Christopher Nolan, regista britannico (come Ridley Scott), premio Oscar per Oppenheimer (2023) e autore di film spettacolari come Interstellar, Il Cavaliere oscuro – campioni d’incasso al botteghino -, forte del consenso della critica cinematografica, è stato finanziato dai produttori per la trasposizione sul grande schermo dell’Odissea uno dei testi fondanti di tutta la cultura occidentale. Già questo ha creato rumors e aspettative, facendo storcere il naso a molti puristi a cominciare dalle scelte dei dialoghi in un inglese contemporaneo, privo della caratteristica aulica necessaria, ma che emotivamente, secondo Nolan, incide di più sul pubblico moderno.

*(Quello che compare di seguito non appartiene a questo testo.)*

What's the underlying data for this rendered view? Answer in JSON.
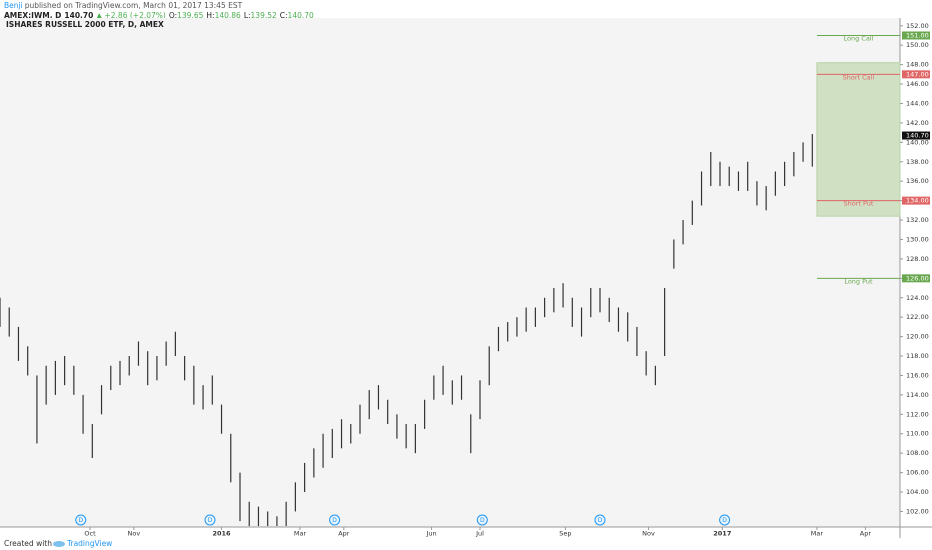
{
  "header": {
    "author": "Benji",
    "published": "published on TradingView.com, March 01, 2017 13:45 EST",
    "symbol": "AMEX:IWM, D",
    "last": "140.70",
    "change": "▲ +2.86 (+2.07%)",
    "ohlc": [
      {
        "key": "O:",
        "value": "139.65"
      },
      {
        "key": "H:",
        "value": "140.86"
      },
      {
        "key": "L:",
        "value": "139.52"
      },
      {
        "key": "C:",
        "value": "140.70"
      }
    ]
  },
  "chart_data": {
    "type": "ohlc",
    "title": "ISHARES RUSSELL 2000 ETF, D, AMEX",
    "color": "#333333",
    "x": [
      0,
      4,
      8,
      12,
      16,
      20,
      24,
      28,
      32,
      36,
      40,
      44,
      48,
      52,
      56,
      60,
      64,
      68,
      72,
      76,
      80,
      84,
      88,
      92,
      96,
      100,
      104,
      108,
      112,
      116,
      120,
      124,
      128,
      132,
      136,
      140,
      144,
      148,
      152,
      156,
      160,
      164,
      168,
      172,
      176,
      180,
      184,
      188,
      192,
      196,
      200,
      204,
      208,
      212,
      216,
      220,
      224,
      228,
      232,
      236,
      240,
      244,
      248,
      252,
      256,
      260,
      264,
      268,
      272,
      276,
      280,
      284,
      288,
      292,
      296,
      300,
      304,
      308,
      312,
      316,
      320,
      324,
      328,
      332,
      336,
      340,
      344,
      348,
      352
    ],
    "highs": [
      124,
      123,
      121,
      119,
      116,
      117,
      117.5,
      118,
      117,
      114,
      111,
      115,
      117,
      117.5,
      118,
      119.5,
      118.5,
      118,
      119.5,
      120.5,
      118,
      117,
      115,
      116,
      113,
      110,
      106,
      103,
      102.5,
      102,
      101.5,
      103,
      105,
      107,
      108.5,
      110,
      110.5,
      111.5,
      111,
      113,
      114.5,
      115,
      113.5,
      112,
      111,
      111,
      113.5,
      116,
      117,
      115.5,
      116,
      112,
      115.5,
      119,
      121,
      121.5,
      122,
      123,
      123,
      124,
      125,
      125.5,
      124,
      123,
      125,
      125,
      124,
      123,
      122.5,
      121,
      118.5,
      117,
      125,
      130,
      132,
      134,
      137,
      139,
      138,
      137.5,
      137,
      138,
      136,
      135.5,
      137,
      138,
      139,
      140,
      140.86
    ],
    "lows": [
      121,
      120,
      117.5,
      116,
      109,
      113,
      114,
      115,
      114,
      110,
      107.5,
      112,
      114.5,
      115,
      116,
      117,
      115,
      115.5,
      117,
      118,
      115.5,
      113,
      112.5,
      113,
      110,
      105,
      101,
      100.5,
      100.5,
      100.5,
      100.5,
      100.5,
      102,
      104,
      105.5,
      106.5,
      107.5,
      108.5,
      109,
      110,
      111.5,
      112.5,
      111,
      109.5,
      108.5,
      108,
      110.5,
      113.5,
      114,
      113,
      113.5,
      108,
      111.5,
      115,
      118.5,
      119.5,
      120,
      120.5,
      121,
      122,
      122.5,
      123,
      121,
      120,
      122,
      122.5,
      121.5,
      120.5,
      119.5,
      118,
      116,
      115,
      118,
      127,
      129.5,
      131.5,
      133.5,
      135.5,
      135.5,
      135.5,
      135,
      135,
      133.5,
      133,
      134.5,
      135.5,
      136.5,
      138,
      137.5
    ],
    "xlim": [
      0,
      390
    ],
    "ylim": [
      100.4,
      152.8
    ],
    "xticks": [
      {
        "value": 39,
        "label": "Oct"
      },
      {
        "value": 58,
        "label": "Nov"
      },
      {
        "value": 96,
        "label": "2016"
      },
      {
        "value": 130,
        "label": "Mar"
      },
      {
        "value": 149,
        "label": "Apr"
      },
      {
        "value": 187,
        "label": "Jun"
      },
      {
        "value": 208,
        "label": "Jul"
      },
      {
        "value": 245,
        "label": "Sep"
      },
      {
        "value": 281,
        "label": "Nov"
      },
      {
        "value": 313,
        "label": "2017"
      },
      {
        "value": 354,
        "label": "Mar"
      },
      {
        "value": 375,
        "label": "Apr"
      }
    ],
    "yticks": [
      {
        "value": 102,
        "label": "102.00"
      },
      {
        "value": 104,
        "label": "104.00"
      },
      {
        "value": 106,
        "label": "106.00"
      },
      {
        "value": 108,
        "label": "108.00"
      },
      {
        "value": 110,
        "label": "110.00"
      },
      {
        "value": 112,
        "label": "112.00"
      },
      {
        "value": 114,
        "label": "114.00"
      },
      {
        "value": 116,
        "label": "116.00"
      },
      {
        "value": 118,
        "label": "118.00"
      },
      {
        "value": 120,
        "label": "120.00"
      },
      {
        "value": 122,
        "label": "122.00"
      },
      {
        "value": 124,
        "label": "124.00"
      },
      {
        "value": 126,
        "label": "126.00"
      },
      {
        "value": 128,
        "label": "128.00"
      },
      {
        "value": 130,
        "label": "130.00"
      },
      {
        "value": 132,
        "label": "132.00"
      },
      {
        "value": 134,
        "label": "134.00"
      },
      {
        "value": 136,
        "label": "136.00"
      },
      {
        "value": 138,
        "label": "138.00"
      },
      {
        "value": 140,
        "label": "140.00"
      },
      {
        "value": 142,
        "label": "142.00"
      },
      {
        "value": 144,
        "label": "144.00"
      },
      {
        "value": 146,
        "label": "146.00"
      },
      {
        "value": 148,
        "label": "148.00"
      },
      {
        "value": 150,
        "label": "150.00"
      },
      {
        "value": 152,
        "label": "152.00"
      }
    ],
    "last_price": {
      "value": 140.7,
      "label": "140.70"
    },
    "zone": {
      "xlim": [
        354,
        390
      ],
      "ylim": [
        132.4,
        148.2
      ],
      "color": "#cfe0c3"
    },
    "levels": [
      {
        "name": "Long Call",
        "price": {
          "value": 151,
          "label": "151.00"
        },
        "color": "#6aa84f"
      },
      {
        "name": "Short Call",
        "price": {
          "value": 147,
          "label": "147.00"
        },
        "color": "#e06666"
      },
      {
        "name": "Short Put",
        "price": {
          "value": 134,
          "label": "134.00"
        },
        "color": "#e06666"
      },
      {
        "name": "Long Put",
        "price": {
          "value": 126,
          "label": "126.00"
        },
        "color": "#6aa84f"
      }
    ],
    "dividends": {
      "label": "D",
      "x": [
        35,
        91,
        145,
        209,
        260,
        314
      ]
    }
  },
  "footer": {
    "created": "Created with",
    "brand": "TradingView"
  }
}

Così la scelta del cast: un Matt Damon, con il suo improbabile volto per il mitico Ulisse, Anne Hathaway una Penelope convincente, nonostante i suoi esili tratti. Dunque, Nolan, comincia la sfida con un cast che sicuramente non appaga nell’immediato le aspettative di un pubblico ricercato, ma sapendo che ben guidati gli attori prescelti restituiranno il senso di questo kolossal sul “ritorno a casa” del più leggendario e controverso eroe: Ulisse, re di Itaca. Il cast si arricchisce della presenza di Charlize Theron nei panni della ninfa Calipso, Tom Holland, il fantastico Spider Man della Marvel, nel ruolo di Telemaco e Robert Pattison nelle vesti di un odioso Antinoo. 172 minuti di puro spettacolo che passando sugli schermi internazionali, mostra il mondo immaginato da Omero tra l’VIII e il VII secolo a.C.

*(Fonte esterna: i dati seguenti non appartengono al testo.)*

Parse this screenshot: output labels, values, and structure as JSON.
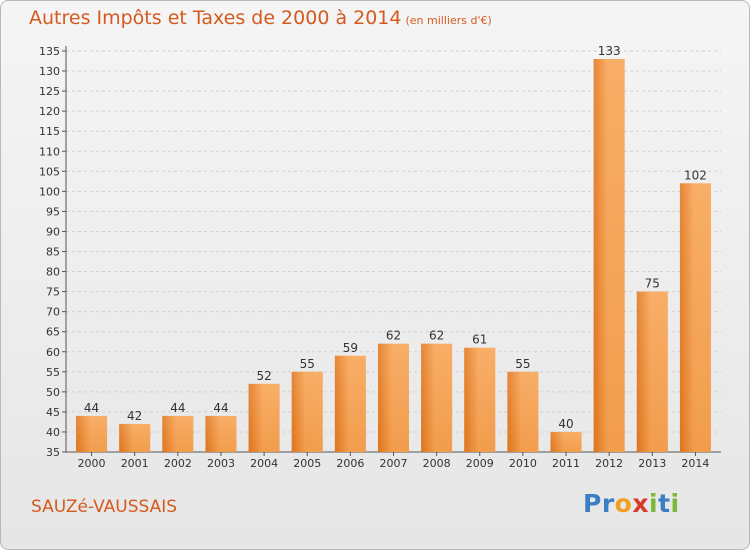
{
  "header": {
    "title": "Autres Impôts et Taxes de 2000 à 2014",
    "unit": "(en milliers d'€)"
  },
  "footer": {
    "commune": "SAUZé-VAUSSAIS",
    "logo_letters": [
      "P",
      "r",
      "o",
      "x",
      "i",
      "t",
      "i"
    ],
    "logo_colors": [
      "#3b7ec6",
      "#3b7ec6",
      "#f0a020",
      "#d83a2a",
      "#7ab73a",
      "#3b7ec6",
      "#7ab73a"
    ]
  },
  "colors": {
    "bar_light": "#f8ad62",
    "bar_dark": "#d96f18",
    "grid": "#d0d0d0",
    "axis": "#555555",
    "text": "#333333"
  },
  "chart_data": {
    "type": "bar",
    "categories": [
      "2000",
      "2001",
      "2002",
      "2003",
      "2004",
      "2005",
      "2006",
      "2007",
      "2008",
      "2009",
      "2010",
      "2011",
      "2012",
      "2013",
      "2014"
    ],
    "values": [
      44,
      42,
      44,
      44,
      52,
      55,
      59,
      62,
      62,
      61,
      55,
      40,
      133,
      75,
      102
    ],
    "data_labels": [
      "44",
      "42",
      "44",
      "44",
      "52",
      "55",
      "59",
      "62",
      "62",
      "61",
      "55",
      "40",
      "133",
      "75",
      "102"
    ],
    "y_ticks": [
      "35",
      "40",
      "45",
      "50",
      "55",
      "60",
      "65",
      "70",
      "75",
      "80",
      "85",
      "90",
      "95",
      "100",
      "105",
      "110",
      "115",
      "120",
      "125",
      "130",
      "135"
    ],
    "title": "Autres Impôts et Taxes de 2000 à 2014",
    "xlabel": "",
    "ylabel": "",
    "ylim": [
      35,
      135
    ],
    "grid": true,
    "legend": "none"
  }
}
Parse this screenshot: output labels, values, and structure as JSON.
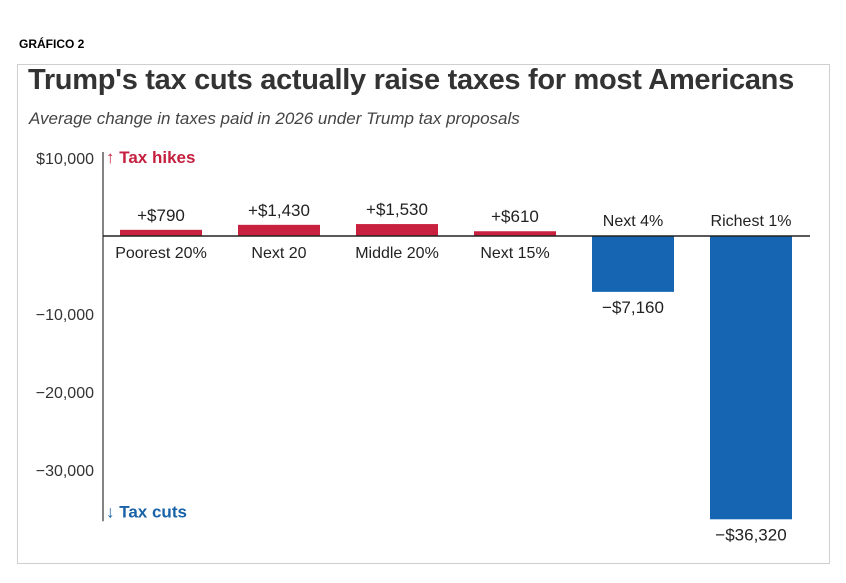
{
  "caption": "GRÁFICO 2",
  "chart_data": {
    "type": "bar",
    "title": "Trump's tax cuts actually raise taxes for most Americans",
    "subtitle": "Average change in taxes paid in 2026 under Trump tax proposals",
    "categories": [
      "Poorest 20%",
      "Next 20",
      "Middle 20%",
      "Next 15%",
      "Next 4%",
      "Richest 1%"
    ],
    "values": [
      790,
      1430,
      1530,
      610,
      -7160,
      -36320
    ],
    "value_labels": [
      "+$790",
      "+$1,430",
      "+$1,530",
      "+$610",
      "−$7,160",
      "−$36,320"
    ],
    "y_ticks": [
      10000,
      0,
      -10000,
      -20000,
      -30000
    ],
    "y_tick_labels": [
      "$10,000",
      "",
      "−10,000",
      "−20,000",
      "−30,000"
    ],
    "ylim": [
      -36320,
      10000
    ],
    "positive_label": "↑ Tax hikes",
    "negative_label": "↓ Tax cuts",
    "colors": {
      "positive": "#c8203f",
      "negative": "#1565b3"
    }
  }
}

Il film girato con cineprese IMAX ad alta risoluzione restituisce immagini performanti ed inedite, tra acque infinite, onde spumose e materiche senza abusi di finzioni digitali, dove il mare agitato è un mare reale, atto a esaltarne la vastità e anche l’ostilità, un vero e proprio protagonista che insieme al vento gonfia le vele quadrate e purpuree, che sovrastano le file di remi. Scorrono sullo schermo soldati, mendicanti, guerrieri e prepotenti, giganti e sirene, streghe e creature mitologiche, elmi, corazze e daghe, lance e scudi in un frastuono assordante, quasi insopportabile. Scelte audaci e fantasiose che, il regista Nolan, esaspera quasi a ingigantire la guerra di Troia, la crudeltà verso il popolo troiano, l’inganno del gigantesco cavallo, la più perfida delle astuzie di Ulisse, che pagò con il suo crudele ritorno tra sofferenze, disavventure mortali e oblio. Una produzione reboante e spettacolare, che traduce il poema nel linguaggio del cinema, tralasciando, per forza di cose, molti aspetti del testo originario. Ciò che Nolan lascia a Ulisse è l’immenso vuoto dell’eroe e l’ombra di Agamennone, capo supremo degli Achei e distruttore di Troia. Il greco Ulisse ci guarda dallo schermo quasi a volerci suggerire la brutalità dell’uomo per la supremazia, una donna o un pezzo di terra, Quasi malinconico lo sguardo del grande attore Damon, che non gode a pieno la gioia di aver salvato la sua Itaca. Passa così il potere a suo figlio Telemaco e parte per il suo vero viaggio insieme a Penelope, attraverso il mare, inseguendo il sole.